Hell is Us est un jeu Nacon qui débarque pour la rentrée des classes. Cela dit, je n’ai pas attendu de faire mon cartable pour me pencher sur ce jeu car un gars à l’attitude cool avec une belle épée sur l’épaule, ça me parle ! J’ai envie d’aller voir ce qui m’attend, j’ai envie d’explorer et de voir comment bouge ma lame !

Vous incarnez Rémi, un gars qui s’est fait prendre en train de rentrer dans un pays qu’il n’aurait pas dû. Cela ressemble un peu aux Balkans mais avec des sortes de démons ou créatures chelou. Notre gars entreprend donc de raconter pourquoi il est là, attacher à cette chaise et comment il a fait son coup. En gros, vous avez déserté les forces de l’ONU pour tenter de rentrer dans votre village duquel vous vous étiez échappé (merci maman) quand vous étiez gamin. Pourquoi ? Pour trouver papa, le forgeron local ! Un prétexte ? Peut-être mais c’est l’occasion d’aller explorer le monde de Hell is Us.

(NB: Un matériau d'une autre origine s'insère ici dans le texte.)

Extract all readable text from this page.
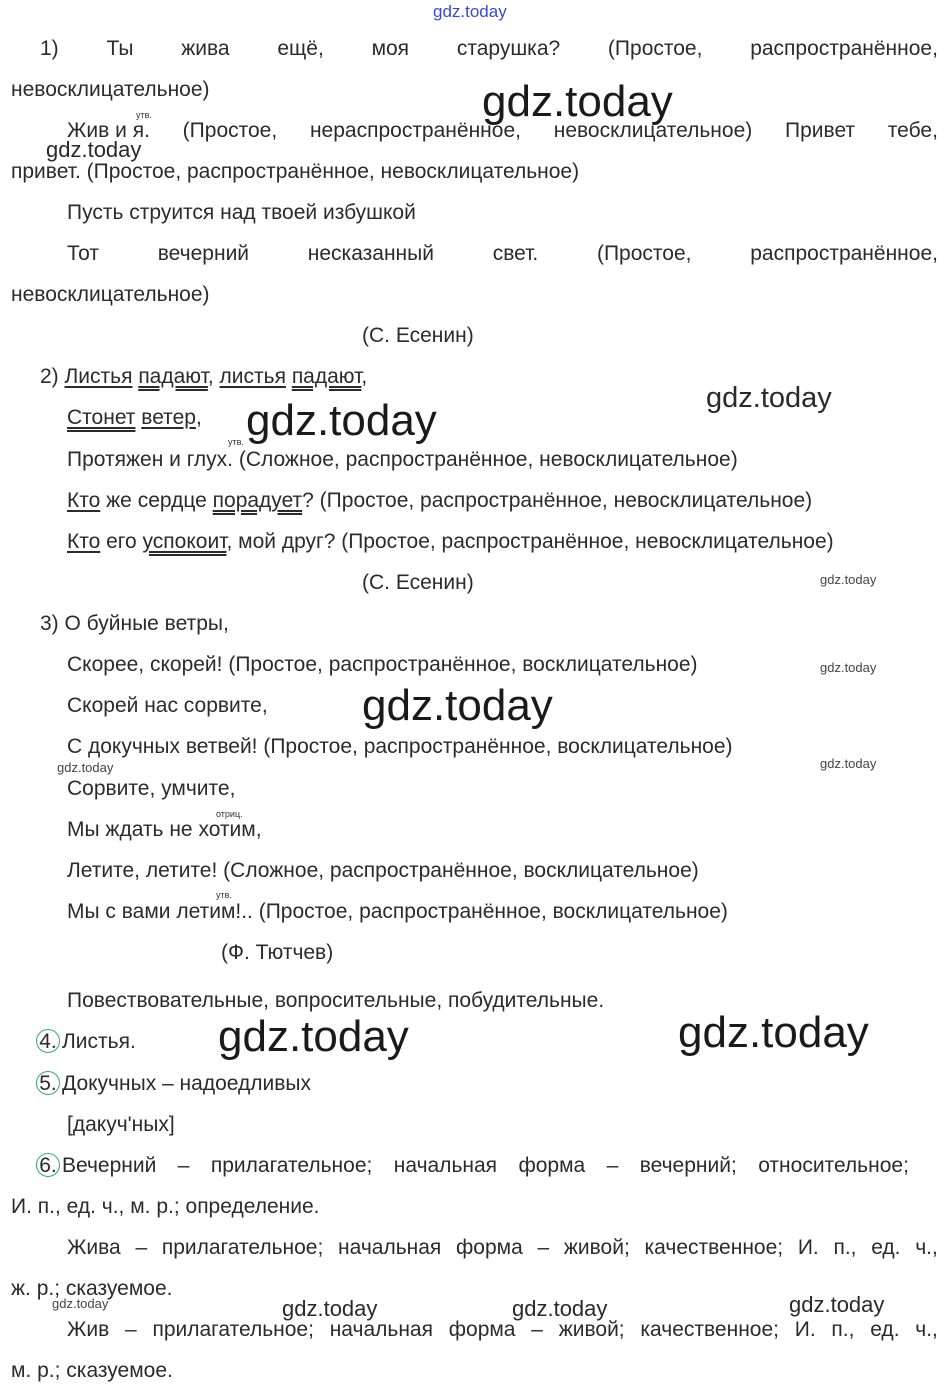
gdz.today
gdz.today
gdz.today
gdz.today	gdz.today
gdz.today
gdz.today
gdz.today
gdz.today
gdz.today
gdz.today	gdz.today
gdz.today	gdz.today	gdz.today	gdz.today
утв.
утв.
отриц.
утв.
1) Ты жива ещё, моя старушка? (Простое, распространённое,
невосклицательное)
Жив и я. (Простое, нераспространённое, невосклицательное) Привет тебе,
привет. (Простое, распространённое, невосклицательное)
Пусть струится над твоей избушкой
Тот	вечерний	несказанный	свет.	(Простое,	распространённое,
невосклицательное)
(С. Есенин)
2) Листья падают, листья падают,
Стонет ветер,
Протяжен и глух. (Сложное, распространённое, невосклицательное)
Кто же сердце порадует? (Простое, распространённое, невосклицательное)
Кто его успокоит, мой друг? (Простое, распространённое, невосклицательное)
(С. Есенин)
3) О буйные ветры,
Скорее, скорей! (Простое, распространённое, восклицательное)
Скорей нас сорвите,
С докучных ветвей! (Простое, распространённое, восклицательное)
Сорвите, умчите,
Мы ждать не хотим,
Летите, летите! (Сложное, распространённое, восклицательное)
Мы с вами летим!.. (Простое, распространённое, восклицательное)
(Ф. Тютчев)
Повествовательные, вопросительные, побудительные.
4. Листья.
5. Докучных – надоедливых
[дакуч'ных]
6. Вечерний – прилагательное; начальная форма – вечерний; относительное;
И. п., ед. ч., м. р.; определение.
Жива – прилагательное; начальная форма – живой; качественное; И. п., ед. ч.,
ж. р.; сказуемое.
Жив – прилагательное; начальная форма – живой; качественное; И. п., ед. ч.,
м. р.; сказуемое.
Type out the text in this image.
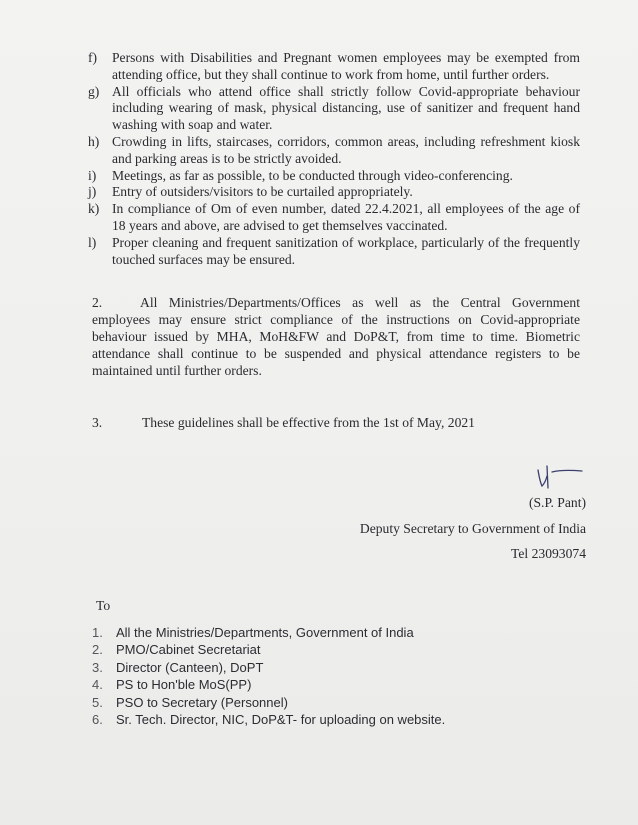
f)	Persons with Disabilities and Pregnant women employees may be exempted from attending office, but they shall continue to work from home, until further orders.
g) All officials who attend office shall strictly follow Covid-appropriate behaviour including wearing of mask, physical distancing, use of sanitizer and frequent hand washing with soap and water.
h) Crowding in lifts, staircases, corridors, common areas, including refreshment kiosk and parking areas is to be strictly avoided.
i)	Meetings, as far as possible, to be conducted through video-conferencing.
j)	Entry of outsiders/visitors to be curtailed appropriately.
k) In compliance of Om of even number, dated 22.4.2021, all employees of the age of 18 years and above, are advised to get themselves vaccinated.
l)	Proper cleaning and frequent sanitization of workplace, particularly of the frequently touched surfaces may be ensured.
2.	All Ministries/Departments/Offices as well as the Central Government employees may ensure strict compliance of the instructions on Covid-appropriate behaviour issued by MHA, MoH&FW and DoP&T, from time to time. Biometric attendance shall continue to be suspended and physical attendance registers to be maintained until further orders.
3.	These guidelines shall be effective from the 1st of May, 2021
(S.P. Pant)
Deputy Secretary to Government of India
Tel 23093074
To
1.	All the Ministries/Departments, Government of India
2.	PMO/Cabinet Secretariat
3.	Director (Canteen), DoPT
4.	PS to Hon'ble MoS(PP)
5.	PSO to Secretary (Personnel)
6.	Sr. Tech. Director, NIC, DoP&T- for uploading on website.
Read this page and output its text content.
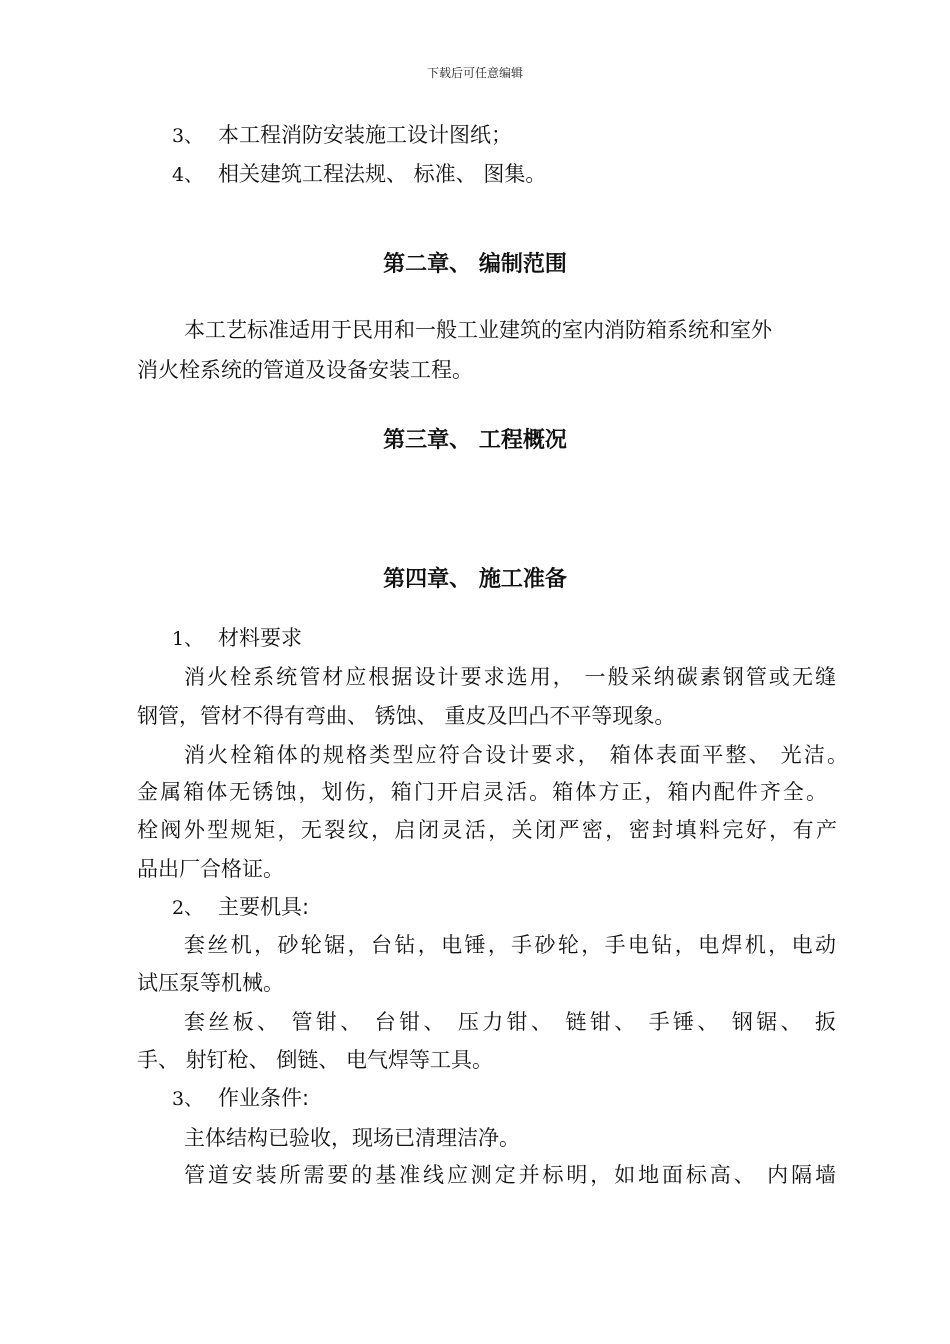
下载后可任意编辑
3、 本工程消防安装施工设计图纸；
4、 相关建筑工程法规、 标准、 图集。
第二章、 编制范围
本工艺标准适用于民用和一般工业建筑的室内消防箱系统和室外
消火栓系统的管道及设备安装工程。
第三章、 工程概况
第四章、 施工准备
1、 材料要求
消火栓系统管材应根据设计要求选用， 一般采纳碳素钢管或无缝
钢管，管材不得有弯曲、 锈蚀、 重皮及凹凸不平等现象。
消火栓箱体的规格类型应符合设计要求， 箱体表面平整、 光洁。
金属箱体无锈蚀，划伤，箱门开启灵活。箱体方正，箱内配件齐全。
栓阀外型规矩，无裂纹，启闭灵活，关闭严密，密封填料完好，有产
品出厂合格证。
2、 主要机具:
套丝机，砂轮锯，台钻，电锤，手砂轮，手电钻，电焊机，电动
试压泵等机械。
套丝板、 管钳、 台钳、 压力钳、 链钳、 手锤、 钢锯、 扳
手、 射钉枪、 倒链、 电气焊等工具。
3、 作业条件:
主体结构已验收，现场已清理洁净。
管道安装所需要的基准线应测定并标明，如地面标高、 内隔墙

Les premiers pas, les premières 15 min sont déroutantes. On dirait presque un jeu d’exploration/énigmes qui emprunterait ses puzzles à Resident Evil et Skyrim. On sent une ambiance mais ça semble maladroit et moi qui attendait de l’action, je suis donc resté patient. Puis on déboule sur notre première créature, une nana vient pour nous sauver en virevoltant mais elle se fait avoir. On lui prend donc son matos : cape classe, épée et drone pour aller taper nos premiers ennemis. Le jeu commence enfin. Un premier labyrinthe qui mènera après 45min de jeu au vrai début du jeu ! Si le début était un peu longuet, une fois l’épée en main, ça devient sympa avec ses couloirs lugubres, les bastons, etc.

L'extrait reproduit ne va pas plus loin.